Parmi toutes les horreurs de ce dessin animé qui traumatiserait toute une smala colombienne de gamins armés, - je veux bien sûr parler d'Alice aux pays des merveilles, tout le monde aura compris - la pire horreur donc, c'est cette espèce de lapin blanc complêtement siphoné du pompom, ouais celui qu'arrête pas de balancer avec sa petite voix niaiseuse "J'suis en retard, j'suis en retard". Ben lui là, c'est vraiment le piiiiiiire freak de tout le dessin animé, celui-là, j'ai qu'une envie c'est de lui choper les oreilles et de l'empaler sur les aiguilles de sa montre à gousset. Ouais, moi, les Disneys ca me rend violente.

Bref, eh ben, le groooos problème, c'est qu'en ce moment, le p'tit lapin là, ben c'est moi. Grands dieux et miséricorde.

Alors que moi, bon, ben j'aimerais mieux être Le Chapelier là, qu'est pas mal perturbé aussi c'est vrai, mais lui au moins, il est pépère, il s'en fiche pas mal des horloges, la sienne est restée bloqué sur 17h de toute façon. Il boit du thé, il fait la teuf avec ses non-anniversaires, il se remet le haut de forme en place et il raconte des conneries. Voilà. Il est tran-quille.

Donc en ce moment c'est le grand branle-bas de combat, il faut tout fignoler, les présentations, les rendus, les examens...La pause TV c'est 5 minutes pour regarder Malcom, debout, en ingurgitant deux gorgées de Rootbeer. Bon en même temps y a jamais eu vraiment de pause télé (kill your TV!), mais c'est pour visualiser la misère.

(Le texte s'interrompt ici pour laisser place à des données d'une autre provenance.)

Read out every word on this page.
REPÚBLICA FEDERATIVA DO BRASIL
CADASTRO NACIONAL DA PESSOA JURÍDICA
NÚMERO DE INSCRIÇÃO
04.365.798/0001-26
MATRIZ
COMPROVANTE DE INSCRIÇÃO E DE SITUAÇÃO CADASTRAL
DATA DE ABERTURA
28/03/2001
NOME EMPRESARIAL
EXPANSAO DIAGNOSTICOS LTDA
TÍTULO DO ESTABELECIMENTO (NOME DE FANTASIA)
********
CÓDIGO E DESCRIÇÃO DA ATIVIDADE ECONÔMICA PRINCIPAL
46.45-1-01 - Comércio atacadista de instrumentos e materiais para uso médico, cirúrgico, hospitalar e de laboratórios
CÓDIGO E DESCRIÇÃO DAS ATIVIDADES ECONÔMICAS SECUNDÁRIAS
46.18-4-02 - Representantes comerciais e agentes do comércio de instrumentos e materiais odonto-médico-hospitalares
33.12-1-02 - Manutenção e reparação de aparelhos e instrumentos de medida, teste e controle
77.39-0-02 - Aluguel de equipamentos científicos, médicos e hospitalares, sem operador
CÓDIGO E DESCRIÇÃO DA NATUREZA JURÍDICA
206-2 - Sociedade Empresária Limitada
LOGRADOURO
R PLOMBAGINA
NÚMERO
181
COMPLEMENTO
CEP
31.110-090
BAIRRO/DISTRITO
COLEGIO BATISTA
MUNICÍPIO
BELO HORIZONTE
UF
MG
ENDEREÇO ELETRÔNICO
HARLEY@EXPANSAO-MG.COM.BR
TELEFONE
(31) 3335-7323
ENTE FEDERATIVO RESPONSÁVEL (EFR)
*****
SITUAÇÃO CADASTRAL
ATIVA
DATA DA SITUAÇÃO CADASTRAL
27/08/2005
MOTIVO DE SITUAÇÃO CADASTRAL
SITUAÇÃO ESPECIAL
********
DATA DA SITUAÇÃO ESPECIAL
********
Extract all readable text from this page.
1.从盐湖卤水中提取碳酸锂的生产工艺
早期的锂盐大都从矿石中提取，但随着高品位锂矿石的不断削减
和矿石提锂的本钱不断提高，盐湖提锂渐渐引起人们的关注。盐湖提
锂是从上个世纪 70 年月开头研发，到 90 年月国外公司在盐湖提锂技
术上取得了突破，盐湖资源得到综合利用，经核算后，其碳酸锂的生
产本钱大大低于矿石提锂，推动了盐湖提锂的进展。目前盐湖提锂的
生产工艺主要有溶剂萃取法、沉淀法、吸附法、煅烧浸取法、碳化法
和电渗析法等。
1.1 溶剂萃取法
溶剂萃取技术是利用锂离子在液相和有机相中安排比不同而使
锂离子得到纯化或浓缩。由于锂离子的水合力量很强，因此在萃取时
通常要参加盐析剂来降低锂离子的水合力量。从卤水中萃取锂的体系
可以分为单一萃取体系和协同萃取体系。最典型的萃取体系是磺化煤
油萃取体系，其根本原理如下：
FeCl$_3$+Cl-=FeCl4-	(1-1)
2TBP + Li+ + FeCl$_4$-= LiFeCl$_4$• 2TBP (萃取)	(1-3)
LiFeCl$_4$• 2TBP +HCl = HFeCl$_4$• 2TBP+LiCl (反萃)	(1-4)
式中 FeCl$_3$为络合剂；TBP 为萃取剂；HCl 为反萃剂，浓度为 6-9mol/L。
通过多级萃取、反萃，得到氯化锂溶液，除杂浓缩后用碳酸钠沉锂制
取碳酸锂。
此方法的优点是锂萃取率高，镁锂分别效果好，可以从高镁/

Et Samurai Champloo, je serais repartie avant de les avoir tous vus. Même ça. Y a pas de justice bordel.

La bonne nouvelle, c'est que ça vaut peut-être le coup de se tuer à la tâche...Car ce soir, j'crois bien qu'on m'a donné ma prochaine destination...J'attends de faire l'entretien pour APCO Paris avant de choisir mon stage de fin d'études mais là j'crois bien que j'ai envie de m'envoler pour un truc qu'on ne peut pas refuser...I won't tell anything parce que rien n'est encore officiel but i've got quite a smile right now...Mais là c'est sûr, je fusionne avec ce p...... de lapin blanc.

05 décembre 2006

Hallelujah (deux fois)

Hallelujah Hallelujah donc (restons logique)

D'abord parce que je suis en train d'écouter Hallelujah de Jeff Buckley qui vient de finir de se télécharger en même temps que le classement des 500 meilleures chansons de tous les temps selon le magazine Rolling Stones. D'ailleurs je vous la mets là (à la 259ème place dans le classement, entre The Who - I can see for miles, et The Dells-oh what a night, soit dit en passant., parce que si il y a de fortes chances que vous l'ayez, la probabilité pour laquelle vous l'avez déjà dans les branchis en lisant ce blog, elle, n'est pas plus élevée qu'une colline belge . Voire faible. Voire inexistante. Ou alors vous pouvez jouer au Millionnaire aujourd'hui. Ou vous êtez un monomaniaque de Jeff Buckley et dans ce cas-là, c'est désespérant. Parce que Léonard Cohen, c'est bien aussi hein. Il est en effet illégitime de se calfeutrer de la sorte dans une seule et même unité instrumentale, aussi magistrale soit-elle, quand on sait l'intermusicalité qui préside souvent aux grandes créations et l'enrichissement mutuel suscité par la rencontre des différents paysages musicaux, un éclairage mutuel des oeuvres blablablabla ahem ahem. Pardon.

Bref.

place-sensée-accueillir-Hallelujah-de-Jeff-Buckley-mais-vu-que-ca-veut-pas-tant-pis-pour-moi-ou-alors-je-peux-toujours-chanter-mais-il-paraît-que-le-chat-de-la-voisine- il-aime-pas-ça. Quand-je-chante-hein, parce-que-quand-je-lui-file-mes-restes-de-lasagnes-à-bouffer-il-fait-moins-sa-mijorée-le-petit-con.Saloperie de bestiole.Ils nous auront tous jusqu'à la moelle.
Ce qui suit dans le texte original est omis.